Ketiganya merupakan anak dari Hadi Manansang, sosok sentral yang merintis dunia sirkus modern di Indonesia sejak era 1960-an.
Sekitar tahun 1963–1964, Hadi memulai kiprahnya di dunia hiburan dengan membentuk grup sirkus bernama Bintang Akrobat dan Gadis Plastik. Tiga tahun berselang, lahirlah pertunjukan baru bertajuk Oriental Show, yang kemudian berganti nama menjadi Oriental Circus Indonesia (OCI) pada tahun 1972.

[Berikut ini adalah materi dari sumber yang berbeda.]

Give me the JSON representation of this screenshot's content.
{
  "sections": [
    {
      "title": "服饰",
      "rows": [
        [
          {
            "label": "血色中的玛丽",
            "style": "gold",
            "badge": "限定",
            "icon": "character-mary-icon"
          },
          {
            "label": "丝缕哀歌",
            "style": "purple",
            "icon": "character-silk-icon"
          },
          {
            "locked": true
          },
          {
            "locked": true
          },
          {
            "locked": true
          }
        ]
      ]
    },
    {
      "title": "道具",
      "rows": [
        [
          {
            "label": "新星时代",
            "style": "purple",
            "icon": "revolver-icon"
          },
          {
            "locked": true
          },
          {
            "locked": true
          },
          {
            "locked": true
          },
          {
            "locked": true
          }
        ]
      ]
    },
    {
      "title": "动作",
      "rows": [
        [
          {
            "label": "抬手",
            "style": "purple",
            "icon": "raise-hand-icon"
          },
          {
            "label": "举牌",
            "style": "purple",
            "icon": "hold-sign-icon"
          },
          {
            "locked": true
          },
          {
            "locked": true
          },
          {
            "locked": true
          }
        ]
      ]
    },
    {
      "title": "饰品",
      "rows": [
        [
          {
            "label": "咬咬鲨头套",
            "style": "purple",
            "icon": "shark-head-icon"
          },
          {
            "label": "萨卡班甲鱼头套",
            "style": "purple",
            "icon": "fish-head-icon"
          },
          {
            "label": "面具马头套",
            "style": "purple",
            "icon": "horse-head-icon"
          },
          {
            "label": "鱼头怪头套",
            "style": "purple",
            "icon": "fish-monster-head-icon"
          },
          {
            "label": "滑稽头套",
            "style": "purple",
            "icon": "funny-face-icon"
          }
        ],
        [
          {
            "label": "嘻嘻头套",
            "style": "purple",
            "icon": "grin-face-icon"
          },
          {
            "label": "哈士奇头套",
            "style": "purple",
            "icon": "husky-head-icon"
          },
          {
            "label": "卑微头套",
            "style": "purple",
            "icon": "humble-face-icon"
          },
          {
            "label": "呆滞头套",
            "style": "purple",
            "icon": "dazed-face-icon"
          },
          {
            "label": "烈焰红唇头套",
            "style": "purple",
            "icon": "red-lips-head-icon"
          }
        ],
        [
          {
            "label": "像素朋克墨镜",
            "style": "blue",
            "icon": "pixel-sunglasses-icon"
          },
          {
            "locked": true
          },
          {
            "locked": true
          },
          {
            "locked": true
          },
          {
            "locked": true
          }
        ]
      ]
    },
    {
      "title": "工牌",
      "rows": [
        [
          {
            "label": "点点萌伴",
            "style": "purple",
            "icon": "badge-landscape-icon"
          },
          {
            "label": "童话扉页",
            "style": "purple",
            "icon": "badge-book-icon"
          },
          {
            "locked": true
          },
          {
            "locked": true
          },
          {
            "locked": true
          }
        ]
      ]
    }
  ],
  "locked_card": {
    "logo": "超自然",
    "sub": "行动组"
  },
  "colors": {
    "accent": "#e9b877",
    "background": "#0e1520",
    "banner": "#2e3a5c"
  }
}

Kecintaan Hadi terhadap hewan serta kepeduliannya pada lingkungan disebut menjadi latar belakang pengembangan taman satwa oleh dirinya bersama tiga anaknya. Taman ini awalnya dibentuk untuk menampung hewan-hewan yang mulai dilibatkan dalam pertunjukan sirkus mereka.
Pada era 1970-an, kelompok sirkus Hadi sempat menghadapi krisis yang menyulitkan pengelolaan satwa. Pendirian taman satwa tersebut diharapkan bisa menjadi solusi untuk mendukung operasional pemeliharaan dan pembiakan hewan, sekaligus membuka lapangan kerja bagi para pekerja sirkus yang terdampak.
Pada 1981, ketiga bersaudara anak Hadi Manansang mulai membangun taman safari pertama mereka di Cisarua, Bogor. Lahan seluas 55 hektare yang dulunya bekas perkebunan disulap menjadi kebun binatang modern dengan bantuan konsultan dari Jerman dan Amerika.
Taman Safari Cisarua resmi dibuka pada April 1986 dan ditetapkan sebagai objek wisata nasional empat tahun kemudian.
Taman satwa yang dibangun Hadi dan ketiga anaknya inilah yang kemudian berkembang menjadi Taman Safari Indonesia. Lokasi pertamanya berdiri di Cisarua, Bogor, dan sejak saat itu usaha keluarga Manansang terus tumbuh dan memperluas jangkauan.
Beberapa unit lain yang lahir dari pengembangan ini antara lain Taman Safari Indonesia II di Prigen, Jawa Timur, Bali Safari & Marine Park di Gianyar, Batang Dolphin Center di Jawa Tengah, hingga Jakarta Aquarium. Kini, Taman Safari Indonesia telah menjadi salah satu destinasi wisata keluarga paling populer di Indonesia.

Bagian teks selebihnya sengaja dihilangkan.